Doch vor dem Beginn der neuen Saison, die am Sonntag mit einem Ostderby gegen Erzgebirge Aue in der Alten Försterei startet, kann man getrost sagen: Es hat sich wieder eingeruckelt. Von Aufstieg ist – erst recht nach den Abgängen von Steven Skrzybski und Toni Leistner – nichts mehr zu hören. Nicht vom Präsidenten, nicht vom neuen Trainer Urs Fischer, nicht von den Fans. Stattdessen werden wieder traditionelle Prioritäten gesetzt. Die bei den Fans heißen: Wir machen uns die Welt, wie sie uns gefällt.
Zum Beispiel einmal zu einem Spiel des Vereins im Mutterland des Fußballs fahren, wo der Klub in seiner 52-jährigen Geschichte noch nie gespielt hat. Und das, wo er sich in punkto Fankultur heute quasi britischer anfühlt als viele britische Profiklubs.
Vergangenen Sonnabend war es so weit, das letzte Saisonvorbereitungsspiel fand beim Londoner Zweitligisten Queens Park Rangers statt, der seine sportlich besten Zeiten lange hinter sich hat. Zu den Eisernen hat er eine besondere Verbindung, weil er auch für manchen Union-Spieler ein Sehnsuchtsort zu sein scheint. Stürmer Sebastian Polter spielte 2015/16 dort, Abwehrrecke Toni Leistner ist jüngst zu QPR gewechselt.
Während der Ex-Unioner also schon vor Ort war, hatten sich die Noch- und die „Immer und ewig“-Unioner am Freitag und Sonnabend auf den Weg nach London begeben. Mit Autos, Bussen und Flugzeugen waren gut 1.500 Fans der Rot-Weißen aufgebrochen, um aus diesem belanglosen Match ein besonderes zu machen – für sich und die Gastgeber, denen man mit dem typischen Union-Ehrgeiz zu zeigen gedachte, wie man in Köpenick die Fußballkultur-Traditionsfahne hochhält.
Der mit Ultragründlichkeit geplante Fanmarsch zum Loftus-Road-Stadium mitten in einem Wohngebiet fiel zwar etwas mickriger aus als gedacht, weil die Polizei ihn wegen eines Radrennens abgesagt hatte (um ihn dann doch noch in einer Rumpfvariante zuzulassen), aber die Straßen waren trotzdem in viel Rot getüncht. Vor dem blauen, wie erhofft abgerockten Stadionbau sah es aus wie an der Köpenicker Union-Tanke vor einem Heimspiel. Überall trafen sich Bekannte. Was die Angereisten nicht kannten, waren die Biertrinkregeln rund ums Stadion. Dass auf der Straße nicht getrunken wird, machten die Bobbys ausgesprochen freundlich klar. Und auch im Stadion durfte kein Bier getrunken werden, jedenfalls nicht auf den Rängen, sondern nur in den Gängen ohne Blick aufs Spielfeld. Warum die Regel dann aufgehoben wurde und man die Plastikbierflaschen doch mit auf den Rang nehmen durfte, erschloss sich nicht, wurde aber als Akt extremer Gastfreundschaft wohlwollend registriert.

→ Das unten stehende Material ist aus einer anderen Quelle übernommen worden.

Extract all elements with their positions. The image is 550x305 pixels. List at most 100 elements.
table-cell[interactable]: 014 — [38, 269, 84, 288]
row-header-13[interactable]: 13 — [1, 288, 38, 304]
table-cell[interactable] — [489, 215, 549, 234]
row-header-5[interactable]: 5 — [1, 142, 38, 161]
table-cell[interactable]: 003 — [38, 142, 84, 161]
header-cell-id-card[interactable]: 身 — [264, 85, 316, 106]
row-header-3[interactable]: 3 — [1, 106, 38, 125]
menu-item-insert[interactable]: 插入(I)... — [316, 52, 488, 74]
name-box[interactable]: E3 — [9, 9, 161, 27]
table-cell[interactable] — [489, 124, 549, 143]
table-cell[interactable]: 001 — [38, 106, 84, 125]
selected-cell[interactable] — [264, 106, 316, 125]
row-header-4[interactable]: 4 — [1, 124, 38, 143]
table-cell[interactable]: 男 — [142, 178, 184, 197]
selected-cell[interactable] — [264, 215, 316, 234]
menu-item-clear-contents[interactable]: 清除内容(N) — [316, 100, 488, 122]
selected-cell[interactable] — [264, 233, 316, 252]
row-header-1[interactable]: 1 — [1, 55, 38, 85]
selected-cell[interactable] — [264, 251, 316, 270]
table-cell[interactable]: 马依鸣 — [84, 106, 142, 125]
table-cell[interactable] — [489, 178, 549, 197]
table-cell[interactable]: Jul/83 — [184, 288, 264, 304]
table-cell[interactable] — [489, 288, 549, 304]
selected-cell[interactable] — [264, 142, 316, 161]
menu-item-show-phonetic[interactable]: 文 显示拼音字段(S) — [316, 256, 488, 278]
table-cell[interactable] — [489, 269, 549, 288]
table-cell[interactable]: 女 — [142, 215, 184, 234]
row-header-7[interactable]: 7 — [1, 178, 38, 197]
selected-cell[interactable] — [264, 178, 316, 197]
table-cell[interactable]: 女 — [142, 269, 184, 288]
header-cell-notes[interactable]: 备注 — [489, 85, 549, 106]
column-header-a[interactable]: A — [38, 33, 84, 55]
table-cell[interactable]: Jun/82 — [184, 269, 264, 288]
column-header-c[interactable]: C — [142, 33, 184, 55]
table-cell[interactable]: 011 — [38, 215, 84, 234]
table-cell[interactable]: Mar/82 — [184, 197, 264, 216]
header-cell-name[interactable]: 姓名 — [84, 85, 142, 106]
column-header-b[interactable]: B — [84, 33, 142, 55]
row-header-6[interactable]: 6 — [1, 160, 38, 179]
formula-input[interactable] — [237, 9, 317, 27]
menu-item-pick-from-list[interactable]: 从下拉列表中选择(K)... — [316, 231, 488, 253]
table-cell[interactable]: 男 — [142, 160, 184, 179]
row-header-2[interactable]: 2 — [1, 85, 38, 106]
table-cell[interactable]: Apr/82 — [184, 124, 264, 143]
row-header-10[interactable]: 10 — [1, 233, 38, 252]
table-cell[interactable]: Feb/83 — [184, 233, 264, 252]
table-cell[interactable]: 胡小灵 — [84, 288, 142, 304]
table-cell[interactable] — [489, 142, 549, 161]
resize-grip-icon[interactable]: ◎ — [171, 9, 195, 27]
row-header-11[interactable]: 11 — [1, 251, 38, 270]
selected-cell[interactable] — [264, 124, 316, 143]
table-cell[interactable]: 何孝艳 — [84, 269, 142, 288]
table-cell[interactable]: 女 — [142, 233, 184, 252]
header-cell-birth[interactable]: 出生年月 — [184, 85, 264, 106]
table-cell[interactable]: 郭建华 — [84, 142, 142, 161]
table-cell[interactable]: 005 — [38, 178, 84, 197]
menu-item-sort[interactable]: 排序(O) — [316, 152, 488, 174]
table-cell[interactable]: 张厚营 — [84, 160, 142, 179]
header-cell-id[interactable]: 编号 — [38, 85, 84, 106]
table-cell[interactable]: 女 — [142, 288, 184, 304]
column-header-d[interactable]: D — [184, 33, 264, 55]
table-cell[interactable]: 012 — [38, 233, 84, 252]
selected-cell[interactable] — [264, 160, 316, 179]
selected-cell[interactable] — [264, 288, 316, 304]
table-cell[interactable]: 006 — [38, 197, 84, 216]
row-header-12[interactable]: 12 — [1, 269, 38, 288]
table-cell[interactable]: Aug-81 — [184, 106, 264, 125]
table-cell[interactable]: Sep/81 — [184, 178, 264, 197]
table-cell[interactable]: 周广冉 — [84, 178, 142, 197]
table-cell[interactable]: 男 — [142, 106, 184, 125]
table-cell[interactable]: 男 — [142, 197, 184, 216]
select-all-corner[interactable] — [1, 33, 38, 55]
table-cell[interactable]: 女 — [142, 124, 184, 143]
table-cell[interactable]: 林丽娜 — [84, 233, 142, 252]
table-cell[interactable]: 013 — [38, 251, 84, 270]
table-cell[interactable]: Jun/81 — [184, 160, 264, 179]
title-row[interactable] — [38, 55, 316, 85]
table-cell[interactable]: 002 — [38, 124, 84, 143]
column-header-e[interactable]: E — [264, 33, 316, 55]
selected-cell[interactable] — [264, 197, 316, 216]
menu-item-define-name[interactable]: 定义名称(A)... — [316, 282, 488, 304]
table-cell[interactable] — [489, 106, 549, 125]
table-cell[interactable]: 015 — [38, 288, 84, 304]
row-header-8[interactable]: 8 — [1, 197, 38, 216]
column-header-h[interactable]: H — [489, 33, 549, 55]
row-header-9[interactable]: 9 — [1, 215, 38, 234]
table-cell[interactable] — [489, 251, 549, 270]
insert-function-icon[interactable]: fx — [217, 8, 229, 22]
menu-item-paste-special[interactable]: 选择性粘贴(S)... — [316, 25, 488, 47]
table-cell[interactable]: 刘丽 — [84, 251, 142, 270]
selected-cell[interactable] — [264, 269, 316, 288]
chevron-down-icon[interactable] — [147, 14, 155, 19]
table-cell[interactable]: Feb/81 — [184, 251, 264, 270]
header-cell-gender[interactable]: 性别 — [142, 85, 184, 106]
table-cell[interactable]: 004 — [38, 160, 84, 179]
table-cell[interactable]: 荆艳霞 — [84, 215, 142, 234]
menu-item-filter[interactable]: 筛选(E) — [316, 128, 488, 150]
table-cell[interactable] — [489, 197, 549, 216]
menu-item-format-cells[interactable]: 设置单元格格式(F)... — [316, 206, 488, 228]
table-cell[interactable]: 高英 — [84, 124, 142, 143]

Ebenso natürlich das musikalische Welcome des Stadion-DJs , der The Clashs „London Calling“ auflegte. Der Rest der Stadion-Mucke wurde dann meist von Union-Fangesängen übertönt, was die gut 2.000 Heimfans in Blau-Weiß auf der besonnten Sitztribüne nebenan interessiert beobachteten. Ist man in England so ja schon lange nicht mehr gewohnt. Aus aktuellem Anlass hörten sie sogar heimisches Repertoire, denn in der späten zweiten Halbzeit klang’s von der roten Menschenwand hinter dem QPR-Tor „Always look on the bright side“, weil es der Spielverlauf bestens hergab. Die Eisernen spielten pomadig und wurden nach anfänglichen eigenen Chancen ziemlich abgekocht. Vor allem Verteidiger Christopher Trimmel ließ sich von seinem Gegenspieler ziemlich narren. 0:1, 0:2, 0:3, und schon war die traditionelle Union-Stimmung da: Wir spielen scheiße, aber wen interessiert’s?!
Na ja, Vereinzelte sogar doch. „Wenn dit die Generalprobe ist, wird mir angst und bange“, meinte ein Fan zwischen zwei Chants. Da wusste er noch nicht, dass als Alternative für Trimmels Position ein junger norwegischer U21-Nationalspieler geholt wurde: Julian Ryerson von Viking Stavanger.
Auch in der dritten Halbzeit war der Austausch sportlicher Aspekte nicht groß der Rede wert. In Belushi’s Sports Music Pub nahe dem Busbahnhof war Party angesagt, die Kreditkarten glühten, die Bierausschenker zeigten sich fitter als jeder Union-Spieler zuvor. Ein junger Gitarrist auf der Bühne spielte Britpop-Songs, die umgehend in Union-Lieder umgemünzt wurden. Und ja, „Alle Bullen sind Schweine“ gab’s auch noch als Gute-Laune-Chorus. Irgendwann vertrudelten sich die Fans zu den Bussen. Back to Berlin. Aue kann kommen.